Techaisle Blog
Digital transformation and customer intimacy in modern midmarket – 3rd pillar of DX
A Techaisle survey of nearly 900 midmarket firms in the US found that 41% of midmarket firms believe digital technologies impact every aspect of the business and are a core part of organizational strategy and more than one-third of midmarket businesses – 34% - believe that digital transformation is a key to customer intimacy. Executives are surrounded by examples of organizations that are using data – drawn from integrated internal systems, or from social media, or from far-flung sensors, or from third party services, or from a mix of all of these sources – to improve the key operating parameters of their businesses. Midmarket firms anticipate 21% improvement in upsell/cross-sell, 20% improvement in brand image and 19% improvement in customer satisfaction as outcomes of a successful DX strategy.
DX-enabled organizations generate more revenue from cross-sell/upsell; they have greater customer loyalty; they are able to open new markets and introduce new products and services faster and with better payback periods. And they do this through customer intimacy – by better understanding what their clients want and need, and by being agile in responding to these wants and needs. Techaisle research finds, in fact, that performance metrics that are tied to customer intimacy – improved upsell/cross-sell of products, improved brand image, and better customer satisfaction and retention – are the areas expected to improve the most as a result of digital transformation in the organization.
The constraints
Building customer intimacy is a little bit like making Baked Alaska: the promise is delicious, but the method is mysterious. With Baked Alaska, it’s the notion that ice cream can emerge from an oven unmelted. With customer intimacy, it’s the mystery of how to successfully aggregate data and integrate it with customer-facing activities.
Data integration is clearly a key impediment to customer intimacy. DX, which can be defined as “integrating digitalized processes to achieve enterprise-wide automation or modernizing current processes and infrastructure to achieve previously-unattainable outcomes, can be seen as the final step in a three-stage process. Step one is digitization – the conversion of manual/paper records, data or processes into a digital format. Step two is digitalization – using digital technologies to automate processes, and using the resulting digital information for better business outcomes. The allure of DX-driven customer intimacy is as enticing as the flame wreathing a Baked Alaska, but it requires that data from across the organization be transformed into useable digital formats, and that processes the aligned with the need to create digital pathways that clarify current performance levels and opportunities for improvement.
This kind of transformation is difficult to achieve in front-office functions: the data needed to support change is hard to collect and transform into useful insight, staff often act more on ‘feel’ than on fact, and customer expectations are affected by social media input, experiences with your organization and/or a competitor, or by a host of other inputs.
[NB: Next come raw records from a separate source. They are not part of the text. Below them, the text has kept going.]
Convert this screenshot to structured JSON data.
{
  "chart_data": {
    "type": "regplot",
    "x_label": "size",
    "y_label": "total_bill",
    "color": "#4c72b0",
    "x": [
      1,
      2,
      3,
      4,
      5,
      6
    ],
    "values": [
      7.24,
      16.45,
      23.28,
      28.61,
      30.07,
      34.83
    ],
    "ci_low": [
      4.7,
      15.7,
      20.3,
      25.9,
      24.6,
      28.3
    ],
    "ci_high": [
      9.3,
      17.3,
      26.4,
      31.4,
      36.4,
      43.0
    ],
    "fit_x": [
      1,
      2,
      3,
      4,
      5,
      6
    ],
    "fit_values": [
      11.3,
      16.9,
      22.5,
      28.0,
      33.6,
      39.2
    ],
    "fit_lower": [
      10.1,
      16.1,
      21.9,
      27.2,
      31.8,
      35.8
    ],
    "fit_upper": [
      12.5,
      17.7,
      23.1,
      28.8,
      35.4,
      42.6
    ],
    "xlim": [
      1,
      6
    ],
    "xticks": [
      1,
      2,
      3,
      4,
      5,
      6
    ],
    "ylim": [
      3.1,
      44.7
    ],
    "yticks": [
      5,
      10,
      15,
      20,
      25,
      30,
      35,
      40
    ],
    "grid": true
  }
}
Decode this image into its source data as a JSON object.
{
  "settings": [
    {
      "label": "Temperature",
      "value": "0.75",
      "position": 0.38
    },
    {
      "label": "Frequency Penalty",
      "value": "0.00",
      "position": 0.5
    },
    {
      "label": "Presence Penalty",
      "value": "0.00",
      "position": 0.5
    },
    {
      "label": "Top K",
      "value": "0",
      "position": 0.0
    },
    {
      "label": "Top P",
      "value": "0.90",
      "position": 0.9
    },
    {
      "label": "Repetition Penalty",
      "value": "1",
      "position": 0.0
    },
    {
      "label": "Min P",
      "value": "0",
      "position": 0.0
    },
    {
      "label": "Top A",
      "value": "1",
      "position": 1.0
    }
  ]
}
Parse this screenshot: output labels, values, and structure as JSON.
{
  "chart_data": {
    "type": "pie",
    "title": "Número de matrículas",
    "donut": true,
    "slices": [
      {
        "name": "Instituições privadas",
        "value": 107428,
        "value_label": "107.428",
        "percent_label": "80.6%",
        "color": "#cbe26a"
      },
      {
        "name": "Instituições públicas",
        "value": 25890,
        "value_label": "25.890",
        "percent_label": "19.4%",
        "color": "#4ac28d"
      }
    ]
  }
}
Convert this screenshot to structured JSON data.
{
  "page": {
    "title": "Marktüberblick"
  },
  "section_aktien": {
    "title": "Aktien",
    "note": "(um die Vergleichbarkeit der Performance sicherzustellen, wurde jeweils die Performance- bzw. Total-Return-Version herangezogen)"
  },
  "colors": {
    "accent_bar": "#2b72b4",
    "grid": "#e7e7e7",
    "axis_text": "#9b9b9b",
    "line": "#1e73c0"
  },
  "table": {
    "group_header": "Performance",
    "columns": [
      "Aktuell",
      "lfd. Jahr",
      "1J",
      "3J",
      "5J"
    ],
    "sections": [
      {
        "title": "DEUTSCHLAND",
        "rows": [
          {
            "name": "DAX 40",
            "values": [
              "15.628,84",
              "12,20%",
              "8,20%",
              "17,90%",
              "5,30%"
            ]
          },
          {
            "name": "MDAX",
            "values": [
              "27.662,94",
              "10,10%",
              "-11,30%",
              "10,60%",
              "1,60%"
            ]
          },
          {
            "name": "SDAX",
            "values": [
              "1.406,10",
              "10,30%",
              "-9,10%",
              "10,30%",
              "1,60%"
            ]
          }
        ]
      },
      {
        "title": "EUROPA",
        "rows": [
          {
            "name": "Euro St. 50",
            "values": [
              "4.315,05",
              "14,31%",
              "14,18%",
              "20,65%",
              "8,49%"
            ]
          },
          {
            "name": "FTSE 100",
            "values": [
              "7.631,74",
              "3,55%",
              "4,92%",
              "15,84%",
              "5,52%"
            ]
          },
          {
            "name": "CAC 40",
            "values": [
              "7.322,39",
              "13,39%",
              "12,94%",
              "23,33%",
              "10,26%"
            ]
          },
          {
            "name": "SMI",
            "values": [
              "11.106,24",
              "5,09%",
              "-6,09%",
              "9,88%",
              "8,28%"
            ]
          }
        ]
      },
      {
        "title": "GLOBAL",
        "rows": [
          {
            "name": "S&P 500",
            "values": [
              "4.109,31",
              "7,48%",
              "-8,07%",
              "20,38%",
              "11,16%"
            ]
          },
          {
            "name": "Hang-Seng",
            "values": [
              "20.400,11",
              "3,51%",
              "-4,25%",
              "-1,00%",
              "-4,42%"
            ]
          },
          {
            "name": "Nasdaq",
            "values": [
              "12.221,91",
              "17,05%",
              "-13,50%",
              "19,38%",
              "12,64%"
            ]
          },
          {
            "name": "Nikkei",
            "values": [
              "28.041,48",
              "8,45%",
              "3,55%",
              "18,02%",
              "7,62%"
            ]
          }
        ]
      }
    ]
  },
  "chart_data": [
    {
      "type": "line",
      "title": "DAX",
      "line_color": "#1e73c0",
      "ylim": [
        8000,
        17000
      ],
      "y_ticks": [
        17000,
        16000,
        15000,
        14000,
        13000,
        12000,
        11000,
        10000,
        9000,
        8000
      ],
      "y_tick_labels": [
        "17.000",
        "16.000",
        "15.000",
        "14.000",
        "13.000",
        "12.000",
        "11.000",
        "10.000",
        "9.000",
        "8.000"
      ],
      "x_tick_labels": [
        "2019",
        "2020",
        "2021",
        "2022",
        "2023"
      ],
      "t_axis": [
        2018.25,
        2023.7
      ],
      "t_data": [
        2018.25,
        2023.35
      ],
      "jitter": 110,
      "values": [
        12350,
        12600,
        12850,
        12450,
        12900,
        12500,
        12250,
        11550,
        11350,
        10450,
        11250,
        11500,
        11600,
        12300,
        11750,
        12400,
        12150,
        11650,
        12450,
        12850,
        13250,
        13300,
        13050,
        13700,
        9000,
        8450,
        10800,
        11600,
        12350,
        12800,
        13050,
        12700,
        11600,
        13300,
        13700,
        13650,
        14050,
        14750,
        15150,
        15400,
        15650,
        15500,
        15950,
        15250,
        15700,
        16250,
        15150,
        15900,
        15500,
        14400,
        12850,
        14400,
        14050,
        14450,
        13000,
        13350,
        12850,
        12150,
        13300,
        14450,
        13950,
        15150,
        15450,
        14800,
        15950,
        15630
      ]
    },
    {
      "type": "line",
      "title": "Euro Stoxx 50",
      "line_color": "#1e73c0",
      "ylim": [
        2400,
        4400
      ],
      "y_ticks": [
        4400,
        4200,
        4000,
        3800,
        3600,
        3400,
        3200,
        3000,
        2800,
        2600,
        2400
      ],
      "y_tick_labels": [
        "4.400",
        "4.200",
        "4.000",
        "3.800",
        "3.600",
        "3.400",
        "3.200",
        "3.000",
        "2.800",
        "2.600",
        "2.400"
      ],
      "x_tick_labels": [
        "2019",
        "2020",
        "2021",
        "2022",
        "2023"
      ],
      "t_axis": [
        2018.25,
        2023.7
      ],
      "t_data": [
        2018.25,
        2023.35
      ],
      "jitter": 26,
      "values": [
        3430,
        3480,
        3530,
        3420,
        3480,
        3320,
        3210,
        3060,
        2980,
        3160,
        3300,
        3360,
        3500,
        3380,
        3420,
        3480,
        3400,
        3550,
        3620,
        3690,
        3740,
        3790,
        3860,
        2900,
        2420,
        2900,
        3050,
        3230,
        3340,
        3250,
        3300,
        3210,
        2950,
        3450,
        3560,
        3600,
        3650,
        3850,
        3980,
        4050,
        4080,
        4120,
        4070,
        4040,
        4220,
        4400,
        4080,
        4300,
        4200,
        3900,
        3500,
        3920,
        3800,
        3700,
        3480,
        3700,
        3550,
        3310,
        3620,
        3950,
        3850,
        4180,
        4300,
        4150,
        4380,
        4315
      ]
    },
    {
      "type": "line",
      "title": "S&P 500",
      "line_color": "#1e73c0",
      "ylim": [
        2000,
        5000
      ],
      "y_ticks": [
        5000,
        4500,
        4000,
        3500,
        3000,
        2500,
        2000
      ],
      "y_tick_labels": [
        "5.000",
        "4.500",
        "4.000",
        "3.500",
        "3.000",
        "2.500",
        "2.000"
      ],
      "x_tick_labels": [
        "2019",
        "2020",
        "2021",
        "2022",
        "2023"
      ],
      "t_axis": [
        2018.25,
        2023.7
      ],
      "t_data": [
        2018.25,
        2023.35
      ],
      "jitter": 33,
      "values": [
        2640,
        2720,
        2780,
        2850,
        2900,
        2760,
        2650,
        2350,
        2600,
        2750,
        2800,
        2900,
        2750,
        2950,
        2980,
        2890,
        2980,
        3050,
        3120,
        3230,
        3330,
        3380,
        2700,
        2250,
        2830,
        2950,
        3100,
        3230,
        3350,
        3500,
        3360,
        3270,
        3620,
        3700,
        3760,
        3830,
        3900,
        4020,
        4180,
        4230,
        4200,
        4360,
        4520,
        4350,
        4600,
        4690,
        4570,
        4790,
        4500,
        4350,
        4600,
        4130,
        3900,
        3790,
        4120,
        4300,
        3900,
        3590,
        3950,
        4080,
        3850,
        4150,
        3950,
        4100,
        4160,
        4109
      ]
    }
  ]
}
Techaisle research has found that as a result, some of the functions that are most critical to customer intimacy are also the ones that are least ready for DX: fewer than 40% of midmarket firms consider marketing, customer support and (especially) sales to be “entirely” or “highly” digitized. Without achieving this first step, the longer journey to DX-driven customer intimacy is impossible to navigate.
Bridging the gap
Macy’s founder John Wanamaker famously observed that “half the money I spend on advertising is wasted; the trouble is I don’t know which half.” Contemporary research expands on this thought, with a Forbes magazine article proclaiming that “Wanamaker was wrong – the vast majority of advertising is wasted,” and an online B2B Marketing site rejoining that if Wanamaker was still with us today, “he would have his answers…he would be able to accurately and precisely measure” the ROI of customer-facing activity.
These answers aren’t simply a result of having technology within an organization. Customer intimacy results from an ability to link technology (and the data it collects, shares and enhances) with front-line functions. This in turn requires an understanding of both how to develop DX technical competencies and how to integrate them within the organization. Midmarket executives – and the IT management within these organizations – will look to trusted advisors for the approaches that link IT investments and business priorities to these objectives.
The journey from IT systems to customer intimacy isn’t a matter of magical alchemy that wreathes unlikely ingredients with an alluring halo. It is the end result of a roadmap that starts with digitizing data and processes, moves forward through connected systems that encourage and support fact-based customer-facing activity, and result in an organizational capacity to understand and respond to customer needs. Midmarket businesses understand the appeal of the outcome – and they need guidance from a channel that can define the recipe for DX-enable customer intimacy.
Senior executives in midmarket organizations care about digital transformation – and as a result, channel members can leverage their understanding of key Digital transformation objectives and roadmaps into long-term, sustainable relationships with senior decision makers.